By Means of PowerBoth Adrienne Rich and Audre Lorde, in their respective poems entitled Power, convey the idea that ones identity and sense of worth is defined by what they are willing to give up. This message is energized by the emotion the authors evoke through their ability to communicate a sense of experience. It is this experience as mothers and highly intelligent feminists that allow us to feel the unconditional caring towards humanity they are encouraging in their poems. In the opening lines of Lordes Power, “The difference between poetry and rhetoric/is being/ready to kill/yourself/instead of your children”(1-5), she immediately stresses the importance of putting your child before yourself. This is a metaphor for putting the needs of what is truly important before the needs of oneself. It is not only stated simply and bluntly, but the way the lines are broken up accent the idea.

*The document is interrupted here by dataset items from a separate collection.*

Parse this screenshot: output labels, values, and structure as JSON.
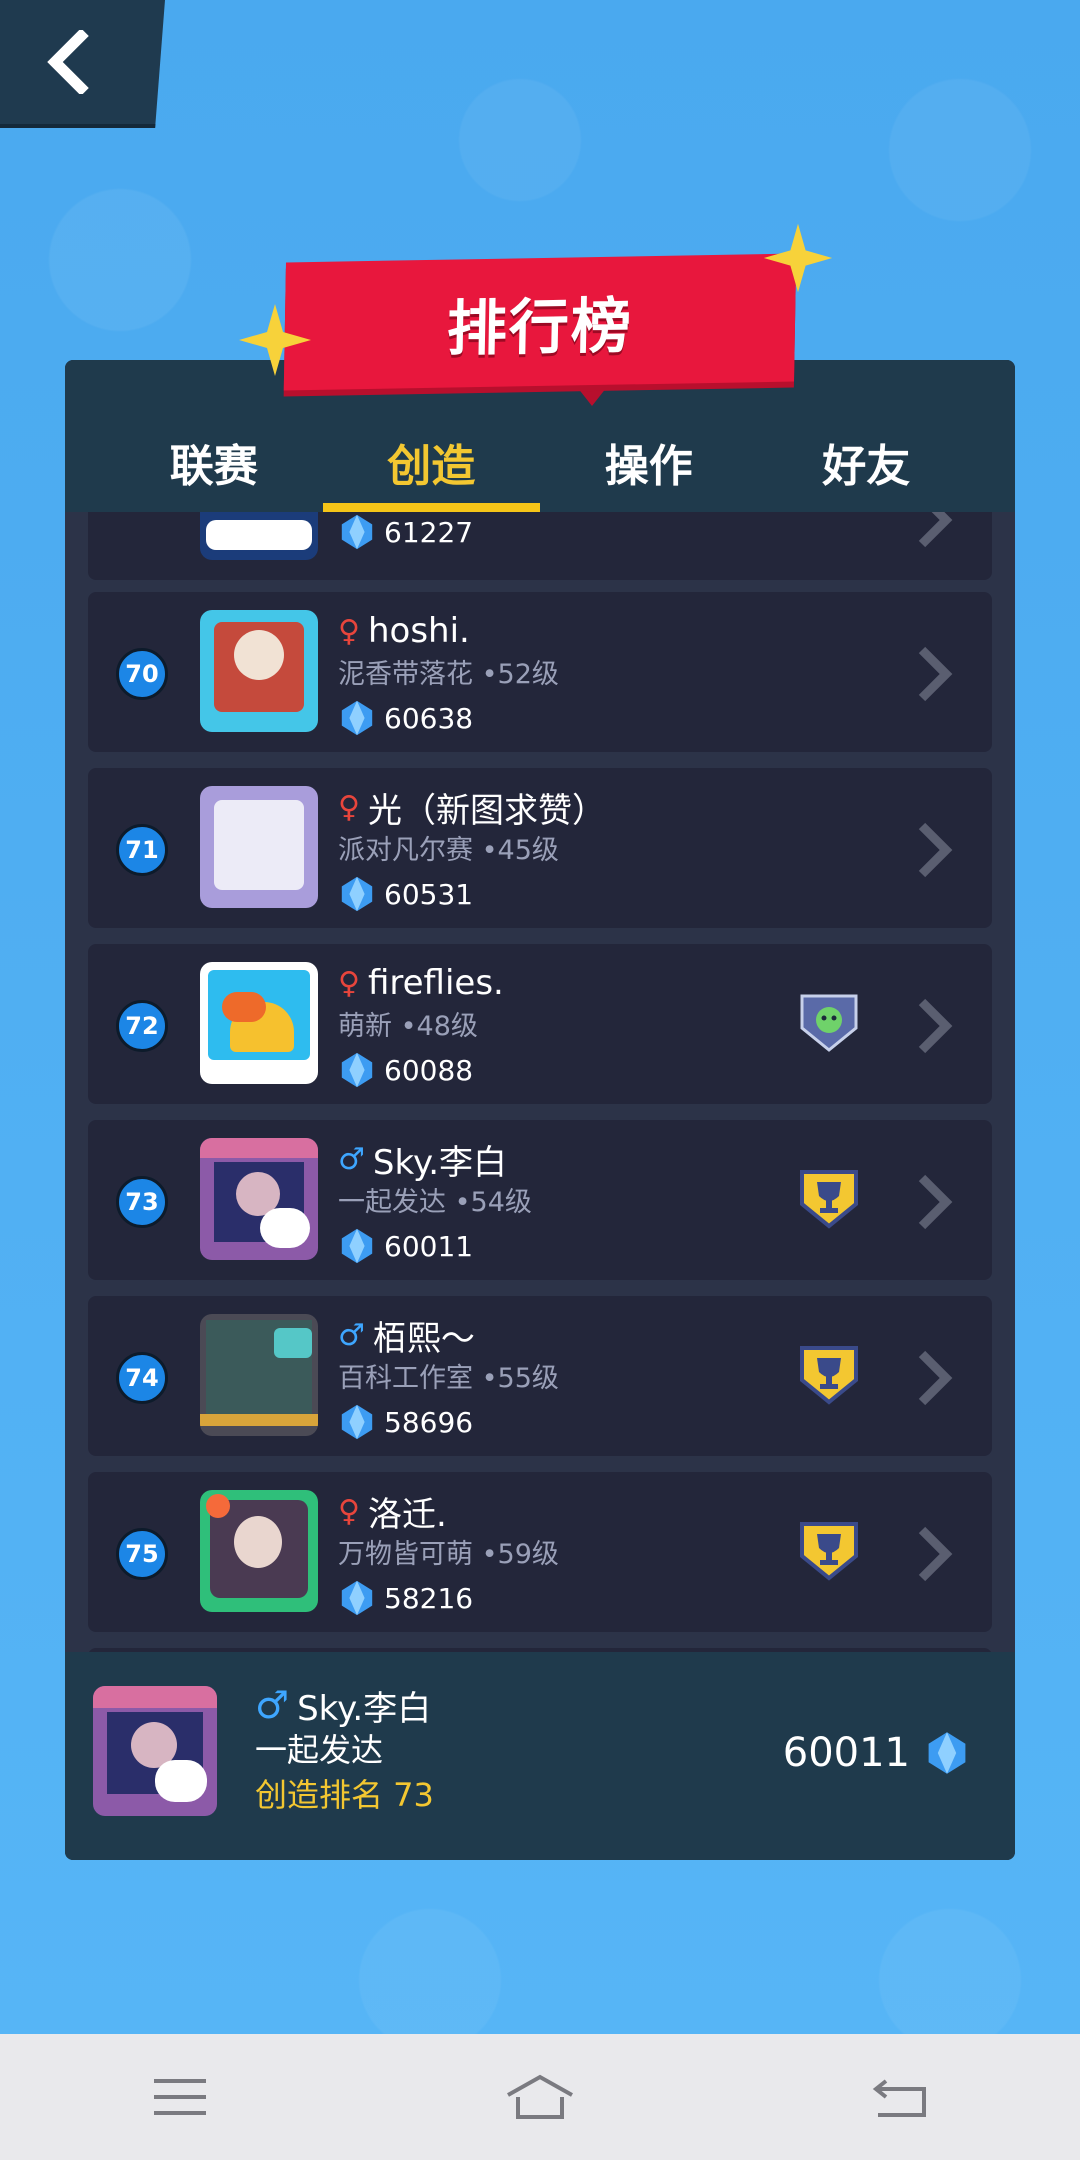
{
  "header": {
    "title": "排行榜"
  },
  "tabs": [
    {
      "label": "联赛",
      "active": false
    },
    {
      "label": "创造",
      "active": true
    },
    {
      "label": "操作",
      "active": false
    },
    {
      "label": "好友",
      "active": false
    }
  ],
  "partial_row": {
    "score": "61227"
  },
  "rows": [
    {
      "rank": "70",
      "gender": "♀",
      "name": "hoshi.",
      "club": "泥香带落花",
      "level": "•52级",
      "score": "60638",
      "badge": ""
    },
    {
      "rank": "71",
      "gender": "♀",
      "name": "光（新图求赞）",
      "club": "派对凡尔赛",
      "level": "•45级",
      "score": "60531",
      "badge": ""
    },
    {
      "rank": "72",
      "gender": "♀",
      "name": "fireflies.",
      "club": "萌新",
      "level": "•48级",
      "score": "60088",
      "badge": "shield-icon"
    },
    {
      "rank": "73",
      "gender": "♂",
      "name": "Sky.李白",
      "club": "一起发达",
      "level": "•54级",
      "score": "60011",
      "badge": "trophy-icon"
    },
    {
      "rank": "74",
      "gender": "♂",
      "name": "栢熙～",
      "club": "百科工作室",
      "level": "•55级",
      "score": "58696",
      "badge": "trophy-icon"
    },
    {
      "rank": "75",
      "gender": "♀",
      "name": "洛迁.",
      "club": "万物皆可萌",
      "level": "•59级",
      "score": "58216",
      "badge": "trophy-icon"
    }
  ],
  "me": {
    "gender": "♂",
    "name": "Sky.李白",
    "club": "一起发达",
    "rank_text": "创造排名 73",
    "score": "60011"
  },
  "colors": {
    "background": "#4aa8ee",
    "panel": "#2c3348",
    "row": "#23263a",
    "accent": "#f3c731",
    "ribbon": "#e8173d",
    "rank_badge": "#1c86e6"
  }
}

“Ready to kill”(3) is on its own line, while “yourself”(4) is on the next. This is the theme that is running throughout the entire poem. In the next section of Lordes poem she describes a dreamlike situation. This is where her son has been shot, probably in the face.
Although “blood from his punctured cheeks and shoulders/is the only liquid for miles”(9-10), “my mouth splits into dry lips”(12). With the death of her boy she is willing to sacrifice her own need of any quenching of her lips. She is “thirsting for the wetness of his blood”(14) but it is more important to resist the temptation, “trying to make power out of hatred and destruction”(18). The power displayed in the third section of Lordes Power is that of hatred.
A policeman has “shot down a 10-year-old in Queens”(21). This he justifies by saying “I didn’t notice the size or nothing else/only the color”(26-27). This officer has taken the power entrusted into him by the citizens and used it for his own good. Or not even his own good but what he might consider beneficial to his people.
This directly opposes what Lorde was saying at the beginning of the poem. He is not ready to kill himself instead of his children. And although he has actually killed a boy here that is not the only thing he has killed. He killed the idea of allowing someone else to have interests above what he might agree with.
That same officer was acquitted for his crimes in the following section of the poem. The people who had the power to bring him to justice abused that power and by setting him free. The “11 white men who said they were satisfied/justice had been done”(31-32) also used their power in numbers to corrupt the power of the one women who probably had the decency and power to know right from wrong. “they had dragged her 4’10” black woman’s frame/over the hot coals of four centuries of white male approval/until she let go of the first real power she ever had”(35-37). She had the opportunity to make a difference and she let her power go to the wayside. In looking at Adrienne Rich’s Power one senses the same theme as in that of Lorde’s Power.
This is the tenet that one must put the good of a greater or another before that of oneself. This is what gives people true power and is evident in Rich’s depiction of Marie Curie. Marie Curie was born in Poland and would become famous for her research into radioactivity. She died as a result of this research and the over-exposure to the element she was working with. In living with the knowledge that she was suffering from ailments due to her work Curie she became a more empowered and powerful person.
The idea that “she must have known she suffered from radiation sickness”(7) yet continued on in the search proved that “her wounds came from the same source as her power”(17). The wounds were her power. Curie knew that she had suffered and did not back down or fall to the wayside, she was up for the challenge. “The element/she had purified”(9) was important for the greater good of mankind, and Curie put that before herself. The convictions that the people these two authors herald in their works are some of the noblest. There is no way to understand the power these women feel in standing for what they believe in.
The belief that doing for others is more important than doing for yourself and that in turn you will receive a sense of power that only comes in not asking for it is greater than any sense of power taken by force or fraud.